With the sharp drop in interest rates possibly ending and oil prices firming, the six-month-old bull market has finally hit a long-expected cooling off period, analysts said today.
Many analysts said they expect stocks to perform poorly until the summer, when they may recover on reports of higher corporate profits. It will take that long for the benefits of cheaper oil, lower rates and a weaker dollar to filter into the economy, they said.
Stock prices pulled back again today as the market failed in its attempt to snap a four-day losing streak. Uncertainty over the economy's health and fears that interest rates will rebound left some investors reluctant to trade heavily.
The Dow Jones average of 30 industrials drifted at slightly higher levels during much of the day, but late selling dragged the blue chips down and left the indicator 3.10 points lower at 1,774.68.
"I think the market is going to be quite erratic after the damage that was sustained in Wednesday's sell-off," said Eugene Peroni, director of technical research for Bateman Eichler, Hill Richards Inc. "It will take several weeks for the market to get over the trauma."
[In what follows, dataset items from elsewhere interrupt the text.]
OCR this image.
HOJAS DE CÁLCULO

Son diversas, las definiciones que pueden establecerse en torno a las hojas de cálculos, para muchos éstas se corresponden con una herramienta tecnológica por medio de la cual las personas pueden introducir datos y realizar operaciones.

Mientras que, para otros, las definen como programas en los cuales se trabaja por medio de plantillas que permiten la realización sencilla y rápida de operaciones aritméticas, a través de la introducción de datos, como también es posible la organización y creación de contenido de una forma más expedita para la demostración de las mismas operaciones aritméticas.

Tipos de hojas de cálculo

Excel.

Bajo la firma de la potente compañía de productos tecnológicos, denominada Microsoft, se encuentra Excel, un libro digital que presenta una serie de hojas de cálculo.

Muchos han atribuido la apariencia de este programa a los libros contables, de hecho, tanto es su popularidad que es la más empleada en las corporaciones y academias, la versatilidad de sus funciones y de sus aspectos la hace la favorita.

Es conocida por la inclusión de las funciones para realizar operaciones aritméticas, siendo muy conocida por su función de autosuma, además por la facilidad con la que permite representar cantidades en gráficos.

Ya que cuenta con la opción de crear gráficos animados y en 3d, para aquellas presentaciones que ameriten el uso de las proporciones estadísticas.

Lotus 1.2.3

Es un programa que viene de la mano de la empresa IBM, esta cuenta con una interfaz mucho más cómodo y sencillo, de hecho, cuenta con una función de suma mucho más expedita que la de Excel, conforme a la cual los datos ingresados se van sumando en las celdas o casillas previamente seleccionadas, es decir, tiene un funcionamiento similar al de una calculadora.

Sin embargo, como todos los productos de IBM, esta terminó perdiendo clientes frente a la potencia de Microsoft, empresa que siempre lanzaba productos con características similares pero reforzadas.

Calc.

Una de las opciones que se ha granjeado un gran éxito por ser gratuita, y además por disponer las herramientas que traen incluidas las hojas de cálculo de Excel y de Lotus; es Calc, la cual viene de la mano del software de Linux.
On Wednesday, the Dow Jones industrial average plunged a record 41.91 points. Its weekly loss of 60.89 points was exceeded only by the 82.50-point dive it took in the five trading sessions ended April 4.
At the final bell, losers held a narrow lead over gainers in the overall tally of issues listed on the New York Stock Exchange. The NYSE composite index dipped 0.09 point to 135.39.
Volume on the Big Board contracted to 126.27 million shares from 146.48 million on Thursday.
In April, stocks posted a monthly decline for the first time in half a year. The Dow Jones industrial average, the most closely watched market indicator on Wall Street, fell 25.63 points to 1,783.98.
The bull market began in the middle of September, when the Dow average of 30 blue-chip stocks was around 1,310. It reached an all-time high of 1,855.90 on April 21.
"Now, stocks have to find another catalyst other than projected lower interest rates," said William Lefevre of Purcell Graham, an investment firm.
But the road ahead could be filled with land mines. Overly rosy short-term earnings projections could cause repeated misfires, said Robert Christian, an economist with Provident National Bank.
Recent signs of an unforgiving market include the battering of shares of Raychem and US Shoe; both recently dropped more than 10 percent in value in one day on negative earnings reports.
And the market's general high optimism left it vulnerable to the news of the Soviet nuclear mishap in Chernobyl, Christian said. "Anything unforeseen can have a very damaging effect when there is a high level of optimism," he said.
Christian has kept his own optimism bottled up for later: He expects the Dow Jones industrial average to surge "well beyond 2,000 in 1986" when the market responds to what he said will be a much revived economy later in the year.
Corporate earnings, which have been virtually unchanged, will surge 10 percent in 1986, with a strong second half, he said.
Although interest rates may have seen their biggest declines, stocks may grow more attractive as investors focus on their "total return," or dividends plus price appreciation, said Hugh Johnson, an economist with First Albany.
Dividend payouts will rise 7 percent as earnings rebound in 1986, he predicted, adding that the chance for making money will be enhanced by improved corporate earnings.
But before investors can cash in on any of these developments, a decline could continue, Johnson said.
He traced the current decline to the rising concern that the dollar fell too far, too fast. At about the time the Dow industrials reached the all-time high of 1855.90 in mid-April, the dollar was hitting its all-time low against the Japanese yen.
For stocks, this was a psychological turning point. With the dollar in a precipitous fall, the Federal Reserve's hands were tied, with respect to fostering further interest-rate drops, Johnson said.
The descent of the dollar was scaring foreign investors away from U.S. investments, including stocks, analysts said.
"As long as [interest] rates were dropping rapidly, there was a tremendous urgency on the buy side in the stock market," said Walter Wulkan, head of investment strategy at Gruntal and Co. He said that demand for stocks has tapered off.
"Traditionally, a bull market has two phases," said Wulkan. The first is a response to declining interest rates, the second, to rising profits fueled by the lower rates.
"We're in a resting period in the economy now," he said, adding that the recent 0.5 percent rise in the March leading economic indicators showed a virtual no-growth phase.